“We’ve adjusted for lots of other things that we know effect children’s development and IQ.”

LOE has the “effect” in its transcript above. But the audio from the same page has the sound of /əˈfɛkt/ (2:22~2:28). Then is this the schwa pronunciation of /ɪˈfɛkt/ ? If yes, can’t we tell which word is which just by sound?


In principle, yes. But it will only be easy if the words are spoken in isolation with an effortful clarity.

But in natural speech there is a high degree of variation in vowel pronunciation: both random variation and systematic variation between speakers and linguistic contexts.

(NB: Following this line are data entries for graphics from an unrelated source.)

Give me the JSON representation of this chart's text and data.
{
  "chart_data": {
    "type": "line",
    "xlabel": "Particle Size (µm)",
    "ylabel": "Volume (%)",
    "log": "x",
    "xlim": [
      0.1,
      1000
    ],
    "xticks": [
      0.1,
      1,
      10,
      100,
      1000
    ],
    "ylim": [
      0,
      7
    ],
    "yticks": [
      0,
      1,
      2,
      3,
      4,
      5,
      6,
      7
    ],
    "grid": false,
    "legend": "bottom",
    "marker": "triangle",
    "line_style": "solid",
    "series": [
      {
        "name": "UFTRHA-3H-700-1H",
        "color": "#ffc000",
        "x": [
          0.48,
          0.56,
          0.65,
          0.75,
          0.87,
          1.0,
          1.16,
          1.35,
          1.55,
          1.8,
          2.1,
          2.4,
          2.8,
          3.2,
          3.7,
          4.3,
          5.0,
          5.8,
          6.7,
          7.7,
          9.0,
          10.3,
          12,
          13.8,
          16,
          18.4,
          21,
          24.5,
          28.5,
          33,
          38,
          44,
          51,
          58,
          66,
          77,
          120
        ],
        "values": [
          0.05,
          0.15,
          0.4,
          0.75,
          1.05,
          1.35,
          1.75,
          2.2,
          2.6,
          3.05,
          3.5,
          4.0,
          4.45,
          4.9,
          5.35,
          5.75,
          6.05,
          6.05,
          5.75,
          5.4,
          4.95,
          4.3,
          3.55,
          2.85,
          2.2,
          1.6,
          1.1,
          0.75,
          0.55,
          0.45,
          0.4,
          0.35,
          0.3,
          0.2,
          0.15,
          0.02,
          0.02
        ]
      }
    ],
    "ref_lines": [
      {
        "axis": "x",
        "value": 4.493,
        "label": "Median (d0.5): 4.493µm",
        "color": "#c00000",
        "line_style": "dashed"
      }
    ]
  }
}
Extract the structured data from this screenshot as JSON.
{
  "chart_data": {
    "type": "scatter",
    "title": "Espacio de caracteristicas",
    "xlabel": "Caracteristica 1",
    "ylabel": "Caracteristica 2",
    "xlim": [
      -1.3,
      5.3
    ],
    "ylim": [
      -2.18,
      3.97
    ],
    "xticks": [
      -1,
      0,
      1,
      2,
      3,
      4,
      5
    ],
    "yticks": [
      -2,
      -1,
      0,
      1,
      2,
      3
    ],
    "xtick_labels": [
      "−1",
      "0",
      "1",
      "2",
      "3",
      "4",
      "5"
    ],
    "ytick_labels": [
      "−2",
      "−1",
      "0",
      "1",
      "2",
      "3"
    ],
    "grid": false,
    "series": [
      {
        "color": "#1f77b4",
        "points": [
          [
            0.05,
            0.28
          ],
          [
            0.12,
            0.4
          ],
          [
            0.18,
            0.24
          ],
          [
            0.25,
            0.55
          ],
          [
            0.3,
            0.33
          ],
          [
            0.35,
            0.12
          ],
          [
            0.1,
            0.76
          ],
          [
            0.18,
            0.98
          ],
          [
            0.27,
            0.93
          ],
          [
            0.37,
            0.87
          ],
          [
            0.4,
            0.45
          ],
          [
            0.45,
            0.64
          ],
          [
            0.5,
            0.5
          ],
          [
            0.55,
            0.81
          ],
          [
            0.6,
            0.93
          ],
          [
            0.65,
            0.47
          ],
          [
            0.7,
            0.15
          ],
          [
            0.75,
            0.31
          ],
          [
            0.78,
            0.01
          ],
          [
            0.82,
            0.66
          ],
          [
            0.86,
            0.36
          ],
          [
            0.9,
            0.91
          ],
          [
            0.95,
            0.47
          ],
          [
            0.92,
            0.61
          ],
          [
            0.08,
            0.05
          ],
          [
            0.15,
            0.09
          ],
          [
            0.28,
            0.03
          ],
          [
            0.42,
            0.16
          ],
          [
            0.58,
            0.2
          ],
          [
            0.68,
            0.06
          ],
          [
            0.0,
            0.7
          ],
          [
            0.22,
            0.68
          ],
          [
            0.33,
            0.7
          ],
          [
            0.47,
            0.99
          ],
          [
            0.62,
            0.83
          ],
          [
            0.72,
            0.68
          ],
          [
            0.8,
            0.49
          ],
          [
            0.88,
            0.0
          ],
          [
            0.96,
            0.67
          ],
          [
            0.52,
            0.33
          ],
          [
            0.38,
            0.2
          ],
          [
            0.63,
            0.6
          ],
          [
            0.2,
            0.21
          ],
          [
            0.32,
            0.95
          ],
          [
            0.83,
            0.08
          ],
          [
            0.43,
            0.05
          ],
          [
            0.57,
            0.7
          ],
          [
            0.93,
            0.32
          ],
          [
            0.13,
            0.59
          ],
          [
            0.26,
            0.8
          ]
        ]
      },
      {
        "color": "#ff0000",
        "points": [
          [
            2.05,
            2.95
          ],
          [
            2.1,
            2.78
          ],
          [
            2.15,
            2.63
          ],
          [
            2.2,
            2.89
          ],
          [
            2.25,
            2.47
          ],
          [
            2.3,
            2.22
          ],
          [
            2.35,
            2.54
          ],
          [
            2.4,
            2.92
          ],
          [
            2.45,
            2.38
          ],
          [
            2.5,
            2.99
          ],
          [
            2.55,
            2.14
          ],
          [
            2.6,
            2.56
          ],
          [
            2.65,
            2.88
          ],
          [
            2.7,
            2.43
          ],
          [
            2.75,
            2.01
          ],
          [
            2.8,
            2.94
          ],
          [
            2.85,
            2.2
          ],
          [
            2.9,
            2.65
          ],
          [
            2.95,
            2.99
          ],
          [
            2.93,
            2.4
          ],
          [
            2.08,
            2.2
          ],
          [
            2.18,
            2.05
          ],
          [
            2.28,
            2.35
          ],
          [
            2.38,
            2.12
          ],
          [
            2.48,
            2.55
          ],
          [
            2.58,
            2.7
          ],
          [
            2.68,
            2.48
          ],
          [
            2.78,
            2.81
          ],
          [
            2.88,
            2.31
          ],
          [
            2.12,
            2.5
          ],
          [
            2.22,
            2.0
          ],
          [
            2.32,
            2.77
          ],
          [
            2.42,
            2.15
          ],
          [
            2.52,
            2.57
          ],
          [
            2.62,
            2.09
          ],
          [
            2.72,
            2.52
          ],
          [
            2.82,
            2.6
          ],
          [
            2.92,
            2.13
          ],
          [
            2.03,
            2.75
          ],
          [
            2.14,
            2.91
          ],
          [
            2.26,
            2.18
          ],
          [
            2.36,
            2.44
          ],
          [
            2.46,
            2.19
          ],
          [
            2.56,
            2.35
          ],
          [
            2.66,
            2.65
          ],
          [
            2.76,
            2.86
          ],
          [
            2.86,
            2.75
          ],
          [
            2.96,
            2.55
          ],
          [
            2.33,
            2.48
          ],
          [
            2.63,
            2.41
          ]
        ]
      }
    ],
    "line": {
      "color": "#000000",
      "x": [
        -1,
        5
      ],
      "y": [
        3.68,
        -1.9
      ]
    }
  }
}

You might be able to settle the question you are posing conclusively if you already had a large corpus of transcribed speech for the speaker in question, so that we could assign a probability of the word being effect vs. affect.

In practice, this is completely impractical, and the thing to do is assume that the speaker is using the prescribed form here, affect. But for what its worth, I am hearing the speaker say [əˈfɛkt], which is how I pronounce affect. I would have expected a higher vowel, but still centralized (i.e.,
[ɨˈfɛkt]) if she was saying effect.


I don't think that pronunciation will tell you which word the speaker meant. After all, innumerable American speakers pronounce marry, merry, and Mary the same, just as they pronounce pin and pen the same and affect and effect the same.

In the sentence you quote, context tells us that it has to be affect (influence) and not effect (cause or determine).


In my (Southern UK) speech, I often (read, usually) use a schwa for affect.

But I pronounce effect as "if-fect" (rarely, "ef-fect", for emphasis/clarity), never with a schwa unless I'm not thinking fast enough to know which one I meant to say.